Department of Visceral Surgery, Lausanne University Hospital, Pavillon 4, Av. de Beaumont, 1011 Lausanne, Switzerland

Correspondence should be addressed to Olivier Dormond; hc.vuhc@dnomrod.reivilo

Received 4 November 2016; Accepted 22 January 2017; Published 9 February 2017

Academic Editor: Zhiyou Cai

Copyright © 2017 Seraina Faes et al. This is an open access article distributed under the Creative Commons Attribution License, which permits unrestricted use, distribution, and reproduction in any medium, provided the original work is properly cited.
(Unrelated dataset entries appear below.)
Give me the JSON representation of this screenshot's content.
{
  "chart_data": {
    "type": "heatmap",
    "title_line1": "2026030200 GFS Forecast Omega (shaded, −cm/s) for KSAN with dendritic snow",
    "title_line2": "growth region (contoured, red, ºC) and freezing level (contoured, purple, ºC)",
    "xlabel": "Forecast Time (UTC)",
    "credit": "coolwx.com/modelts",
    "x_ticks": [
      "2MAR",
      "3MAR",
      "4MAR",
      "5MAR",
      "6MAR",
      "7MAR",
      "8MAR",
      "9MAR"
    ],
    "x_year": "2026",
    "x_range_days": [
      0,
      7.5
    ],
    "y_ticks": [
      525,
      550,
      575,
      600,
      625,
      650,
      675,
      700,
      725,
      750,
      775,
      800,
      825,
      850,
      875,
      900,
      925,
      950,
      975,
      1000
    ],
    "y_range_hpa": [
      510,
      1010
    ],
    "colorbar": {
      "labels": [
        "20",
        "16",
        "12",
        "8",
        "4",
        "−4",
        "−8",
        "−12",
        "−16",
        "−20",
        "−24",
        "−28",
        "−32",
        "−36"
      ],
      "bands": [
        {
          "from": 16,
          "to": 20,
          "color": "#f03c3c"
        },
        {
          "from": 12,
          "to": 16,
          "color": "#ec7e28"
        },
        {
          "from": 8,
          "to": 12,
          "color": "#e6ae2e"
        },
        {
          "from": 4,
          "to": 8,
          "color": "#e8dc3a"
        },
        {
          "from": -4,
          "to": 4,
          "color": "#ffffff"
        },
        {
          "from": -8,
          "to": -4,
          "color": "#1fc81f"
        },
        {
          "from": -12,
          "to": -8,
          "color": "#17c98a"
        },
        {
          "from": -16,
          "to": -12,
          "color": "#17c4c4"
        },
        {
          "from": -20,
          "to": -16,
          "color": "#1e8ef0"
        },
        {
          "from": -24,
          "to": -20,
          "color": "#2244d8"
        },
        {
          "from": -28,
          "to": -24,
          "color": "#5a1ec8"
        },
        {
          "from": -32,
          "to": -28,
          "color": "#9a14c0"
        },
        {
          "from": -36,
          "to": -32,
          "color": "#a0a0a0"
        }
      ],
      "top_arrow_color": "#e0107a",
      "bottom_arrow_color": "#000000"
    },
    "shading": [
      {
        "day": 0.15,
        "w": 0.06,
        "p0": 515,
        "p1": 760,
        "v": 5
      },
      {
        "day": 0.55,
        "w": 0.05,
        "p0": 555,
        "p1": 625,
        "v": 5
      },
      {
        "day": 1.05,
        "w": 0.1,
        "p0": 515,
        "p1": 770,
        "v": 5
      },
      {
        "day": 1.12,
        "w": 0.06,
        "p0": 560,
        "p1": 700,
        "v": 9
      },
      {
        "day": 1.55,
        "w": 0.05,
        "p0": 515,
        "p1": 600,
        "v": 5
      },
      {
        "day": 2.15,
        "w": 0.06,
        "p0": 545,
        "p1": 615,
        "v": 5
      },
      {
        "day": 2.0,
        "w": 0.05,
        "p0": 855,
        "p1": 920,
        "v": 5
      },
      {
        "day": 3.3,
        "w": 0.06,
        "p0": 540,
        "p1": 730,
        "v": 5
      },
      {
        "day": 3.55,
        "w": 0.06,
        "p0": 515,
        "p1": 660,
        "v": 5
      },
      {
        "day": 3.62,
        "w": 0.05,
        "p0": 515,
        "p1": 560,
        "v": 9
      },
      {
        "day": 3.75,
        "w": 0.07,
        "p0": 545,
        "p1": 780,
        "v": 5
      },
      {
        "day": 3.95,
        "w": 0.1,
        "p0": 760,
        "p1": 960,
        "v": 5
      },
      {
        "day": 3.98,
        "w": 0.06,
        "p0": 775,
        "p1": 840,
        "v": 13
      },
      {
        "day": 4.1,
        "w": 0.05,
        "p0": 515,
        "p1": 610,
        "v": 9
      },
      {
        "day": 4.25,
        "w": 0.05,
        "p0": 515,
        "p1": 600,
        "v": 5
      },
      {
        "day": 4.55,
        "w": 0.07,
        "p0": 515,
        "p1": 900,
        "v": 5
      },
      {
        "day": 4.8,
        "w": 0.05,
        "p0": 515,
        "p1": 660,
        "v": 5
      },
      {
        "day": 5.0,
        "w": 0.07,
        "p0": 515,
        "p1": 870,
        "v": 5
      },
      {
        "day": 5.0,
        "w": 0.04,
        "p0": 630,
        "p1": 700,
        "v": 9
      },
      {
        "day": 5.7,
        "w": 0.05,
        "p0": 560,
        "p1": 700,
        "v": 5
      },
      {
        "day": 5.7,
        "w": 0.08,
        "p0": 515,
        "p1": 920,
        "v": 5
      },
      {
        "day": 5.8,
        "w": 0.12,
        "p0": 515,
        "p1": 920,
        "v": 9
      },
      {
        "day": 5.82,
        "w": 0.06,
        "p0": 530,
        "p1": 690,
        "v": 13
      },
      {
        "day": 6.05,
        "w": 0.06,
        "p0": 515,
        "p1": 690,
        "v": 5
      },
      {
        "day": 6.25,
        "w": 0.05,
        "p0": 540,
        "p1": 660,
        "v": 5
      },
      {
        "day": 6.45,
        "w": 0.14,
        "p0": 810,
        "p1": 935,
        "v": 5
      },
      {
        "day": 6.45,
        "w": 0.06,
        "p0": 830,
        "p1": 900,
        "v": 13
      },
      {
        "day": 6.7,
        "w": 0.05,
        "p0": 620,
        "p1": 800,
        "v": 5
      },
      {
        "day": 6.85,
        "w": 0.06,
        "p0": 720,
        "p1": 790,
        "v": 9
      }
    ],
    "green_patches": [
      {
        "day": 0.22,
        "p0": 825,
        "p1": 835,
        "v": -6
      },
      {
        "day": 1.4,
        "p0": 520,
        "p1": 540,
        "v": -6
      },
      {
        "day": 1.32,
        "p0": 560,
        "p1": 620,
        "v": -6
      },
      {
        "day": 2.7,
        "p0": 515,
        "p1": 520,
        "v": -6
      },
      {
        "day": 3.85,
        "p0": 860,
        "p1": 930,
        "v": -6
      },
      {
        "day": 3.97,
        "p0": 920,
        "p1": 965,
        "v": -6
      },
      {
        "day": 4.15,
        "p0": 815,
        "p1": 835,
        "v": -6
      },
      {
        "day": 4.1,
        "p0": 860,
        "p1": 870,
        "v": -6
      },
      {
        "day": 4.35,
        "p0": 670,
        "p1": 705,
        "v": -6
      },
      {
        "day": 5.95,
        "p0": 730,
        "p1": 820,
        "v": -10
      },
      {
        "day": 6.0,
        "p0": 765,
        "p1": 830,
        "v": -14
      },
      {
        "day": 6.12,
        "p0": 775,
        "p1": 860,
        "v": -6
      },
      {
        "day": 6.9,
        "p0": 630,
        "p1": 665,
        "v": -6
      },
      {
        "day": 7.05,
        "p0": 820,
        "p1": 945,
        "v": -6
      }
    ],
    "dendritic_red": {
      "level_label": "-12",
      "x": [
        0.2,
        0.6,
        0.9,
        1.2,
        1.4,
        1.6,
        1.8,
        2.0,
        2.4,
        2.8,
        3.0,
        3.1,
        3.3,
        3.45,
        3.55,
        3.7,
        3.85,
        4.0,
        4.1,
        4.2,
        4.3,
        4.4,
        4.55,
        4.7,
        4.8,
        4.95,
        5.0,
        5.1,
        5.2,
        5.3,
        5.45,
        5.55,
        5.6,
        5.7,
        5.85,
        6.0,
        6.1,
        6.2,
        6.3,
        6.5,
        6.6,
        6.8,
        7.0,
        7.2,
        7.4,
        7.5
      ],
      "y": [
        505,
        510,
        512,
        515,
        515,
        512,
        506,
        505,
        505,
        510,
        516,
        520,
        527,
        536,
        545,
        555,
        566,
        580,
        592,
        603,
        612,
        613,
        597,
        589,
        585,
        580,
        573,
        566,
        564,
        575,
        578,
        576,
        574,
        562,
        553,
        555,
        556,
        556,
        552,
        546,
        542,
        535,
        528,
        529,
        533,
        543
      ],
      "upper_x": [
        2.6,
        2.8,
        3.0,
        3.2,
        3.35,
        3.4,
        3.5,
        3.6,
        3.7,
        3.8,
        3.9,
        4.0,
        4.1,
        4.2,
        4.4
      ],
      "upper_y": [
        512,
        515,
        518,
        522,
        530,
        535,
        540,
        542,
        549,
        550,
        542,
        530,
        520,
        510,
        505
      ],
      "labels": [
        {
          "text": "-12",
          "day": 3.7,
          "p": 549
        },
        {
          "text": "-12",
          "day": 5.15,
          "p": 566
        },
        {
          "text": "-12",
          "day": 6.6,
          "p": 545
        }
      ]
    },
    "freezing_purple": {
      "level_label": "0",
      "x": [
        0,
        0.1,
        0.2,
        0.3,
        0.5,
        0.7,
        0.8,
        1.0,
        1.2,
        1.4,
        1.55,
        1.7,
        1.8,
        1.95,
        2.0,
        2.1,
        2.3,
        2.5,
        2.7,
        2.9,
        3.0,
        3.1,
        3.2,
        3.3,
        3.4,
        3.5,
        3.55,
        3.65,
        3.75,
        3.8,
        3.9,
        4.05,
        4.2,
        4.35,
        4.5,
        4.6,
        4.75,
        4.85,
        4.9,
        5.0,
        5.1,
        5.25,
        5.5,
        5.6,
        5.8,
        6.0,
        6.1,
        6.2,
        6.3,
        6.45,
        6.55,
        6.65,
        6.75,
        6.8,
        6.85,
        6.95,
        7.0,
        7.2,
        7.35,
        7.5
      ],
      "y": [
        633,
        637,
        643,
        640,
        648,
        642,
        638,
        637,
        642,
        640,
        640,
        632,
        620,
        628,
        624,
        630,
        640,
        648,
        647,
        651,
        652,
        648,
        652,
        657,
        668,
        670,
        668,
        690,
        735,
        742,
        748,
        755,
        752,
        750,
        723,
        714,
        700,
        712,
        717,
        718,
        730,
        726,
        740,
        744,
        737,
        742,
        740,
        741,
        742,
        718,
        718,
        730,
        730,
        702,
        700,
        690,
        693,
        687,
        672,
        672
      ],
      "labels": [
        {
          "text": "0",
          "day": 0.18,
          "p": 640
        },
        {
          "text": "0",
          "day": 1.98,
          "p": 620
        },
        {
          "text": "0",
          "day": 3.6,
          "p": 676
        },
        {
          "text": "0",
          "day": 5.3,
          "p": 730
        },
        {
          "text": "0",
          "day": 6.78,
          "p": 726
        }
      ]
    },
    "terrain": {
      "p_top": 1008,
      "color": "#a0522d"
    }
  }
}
Targeting mTORC1 has been thoroughly explored in cancer therapy. Following encouraging preclinical studies, mTORC1 inhibitors however failed to provide substantial benefits in cancer patients. Several resistance mechanisms have been identified including mutations of mTOR and activation of alternate proliferation pathways. Moreover, emerging evidence discloses intratumoral heterogeneity of mTORC1 activity that further contributes to a reduced anticancer efficacy of mTORC1 inhibitors. Genetic heterogeneity as well as heterogeneous conditions of the tumor environment such as hypoxia profoundly modifies mTORC1 activity in tumors and hence influences the response of tumors to mTORC1 inhibitors. Intriguingly, the heterogeneity of mTORC1 activity also occurs towards its substrates at the single cell level, as mutually exclusive pattern of activation of mTORC1 downstream effectors has been reported in tumors. After briefly describing mTORC1 biology and the use of mTORC1 inhibitors in patients, this review will give an overview on concepts of resistance to mTORC1 inhibition in cancer with a particular focus on intratumoral heterogeneity of mTORC1 activity.